All of the music in Hamlet displays the tragic nature of Shakespeare's play.
'The Ghost' is highly effective and eerie, as Hamlet becomes more agitated
and bent on revenge, and the final moments of the Queen's retelling of Ophelia's
death are decidedly poignant. The suite concludes with a threnody to those
who have died and the 'Finale'-a dead march which incorporates elements of
the opening Prelude.
The surprise on this CD was the suite from As You Like It, the second
of four films Walton scored for Paul Czinner. The five movements of Christopher
Palmer's suite (subtitled A Poem for Orchestra after Shakespeare),
arranged in 1989 and played without break, are 'Prelude,' 'Moonlight,' 'Under
the Greenwood Tree,' 'The Fountain,' and 'The Wedding Procession.' Appropriately
satirical and pastoral, suiting the mood of the play, this is charming music
written shortly after the completion of Walton's monumental 1st symphony.
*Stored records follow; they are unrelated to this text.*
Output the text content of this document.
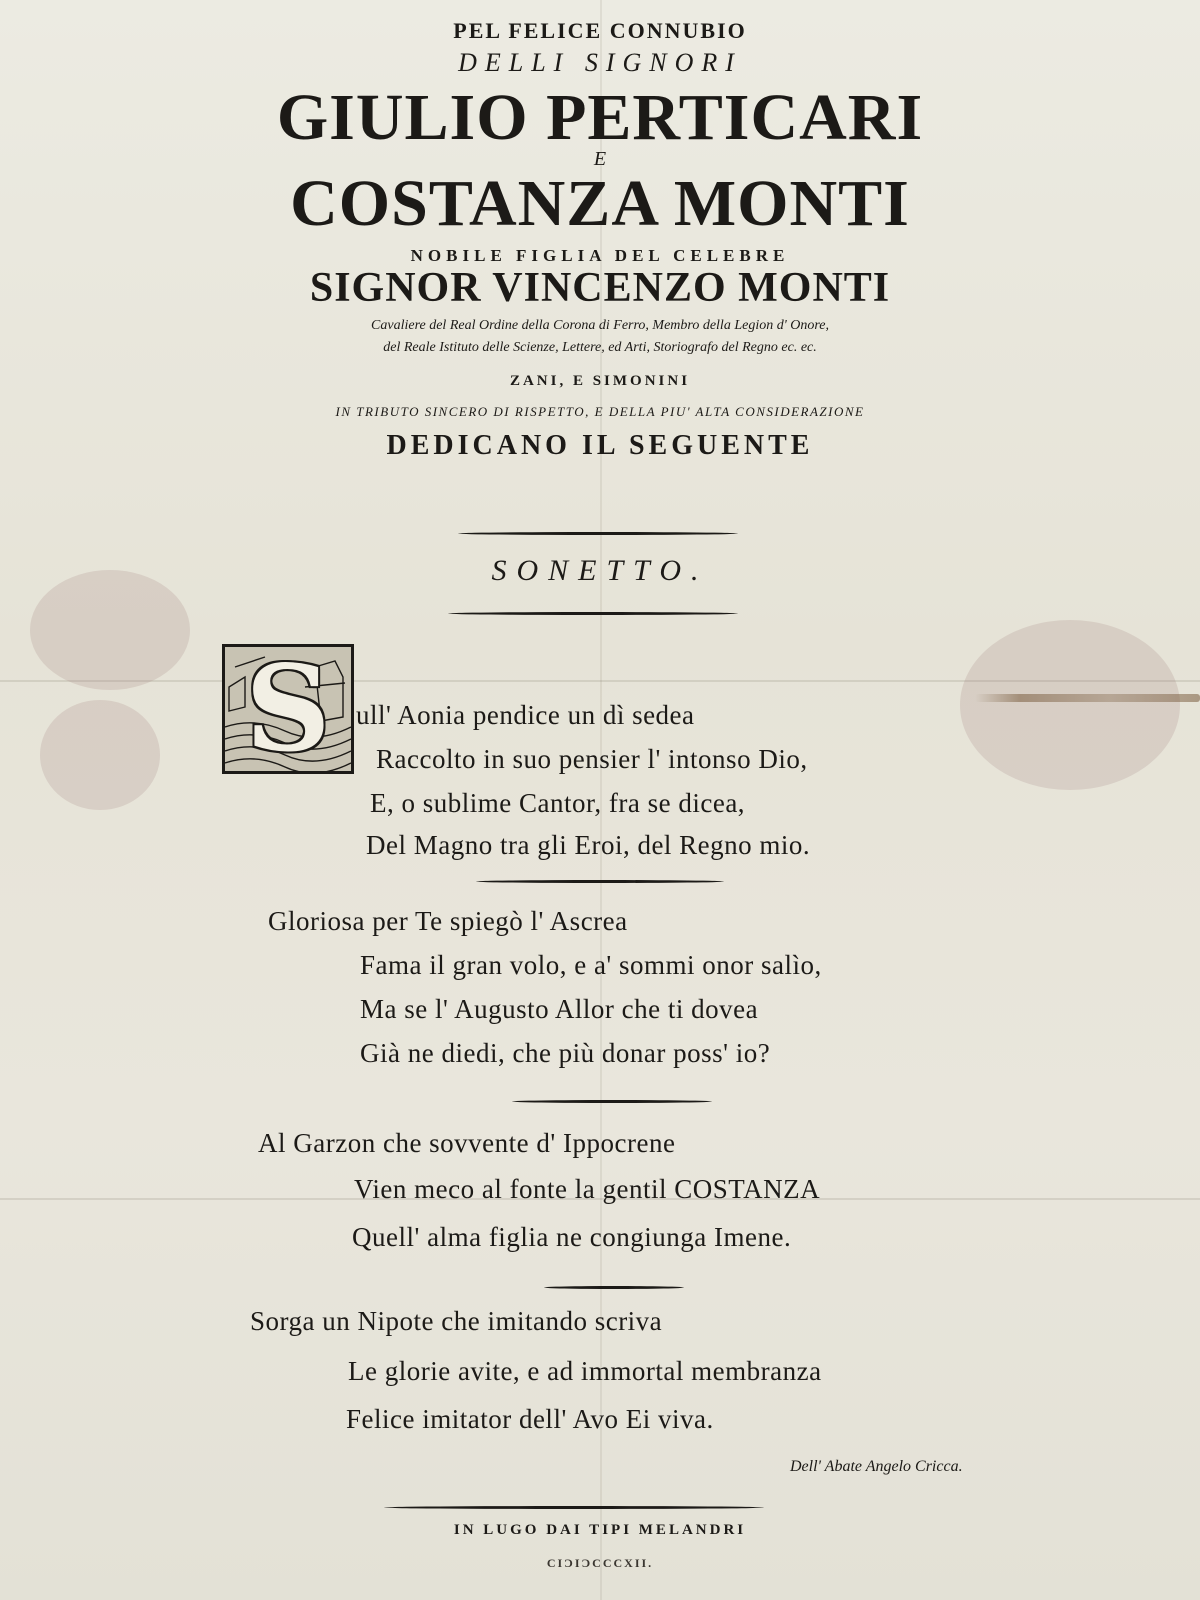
PEL FELICE CONNUBIO
DELLI SIGNORI
GIULIO PERTICARI
E
COSTANZA MONTI
NOBILE FIGLIA DEL CELEBRE
SIGNOR VINCENZO MONTI
Cavaliere del Real Ordine della Corona di Ferro, Membro della Legion d' Onore,
del Reale Istituto delle Scienze, Lettere, ed Arti, Storiografo del Regno ec. ec.
ZANI, E SIMONINI
IN TRIBUTO SINCERO DI RISPETTO, E DELLA PIU' ALTA CONSIDERAZIONE
DEDICANO IL SEGUENTE
SONETTO.
S ull' Aonia pendice un dì sedea
Raccolto in suo pensier l' intonso Dio,
E, o sublime Cantor, fra se dicea,
Del Magno tra gli Eroi, del Regno mio.
Gloriosa per Te spiegò l' Ascrea
Fama il gran volo, e a' sommi onor salìo,
Ma se l' Augusto Allor che ti dovea
Già ne diedi, che più donar poss' io?
Al Garzon che sovvente d' Ippocrene
Vien meco al fonte la gentil COSTANZA
Quell' alma figlia ne congiunga Imene.
Sorga un Nipote che imitando scriva
Le glorie avite, e ad immortal membranza
Felice imitator dell' Avo Ei viva.
Dell' Abate Angelo Cricca.
IN LUGO DAI TIPI MELANDRI
CIƆIƆCCCXII.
The French horn is effectively used in 'Moonlight,' which features exquisite
use of key changes to suggest shifting light textures against a nocturnal
background. Under the Greenwood Tree, omitted from the film, is restored
here as the third movement sung by an unnamed soprano. 'The Fountain' depicts
a delicate fountain, growing livelier, leading to the final 'Wedding Procession,'
the sort of music at which Walton excels, as he was later to show in the
'Crown Imperial' and 'Orb and Sceptre' marches and such
works as 'The Johannesburg Festival Overture.' This is splendid and
unexpected Walton-a real find.
Andrew Penny and the RTÉ (Radio Telefís Éireann) Concert
Orchestra give a good accounting on this fine CD. My only quibble would be
the soprano in 'Under the Greenwood Tree,' whose voice was perhaps not quite
up to the quality of the orchestral accompaniment and why I awarded
four-and-a-half stars instead of five.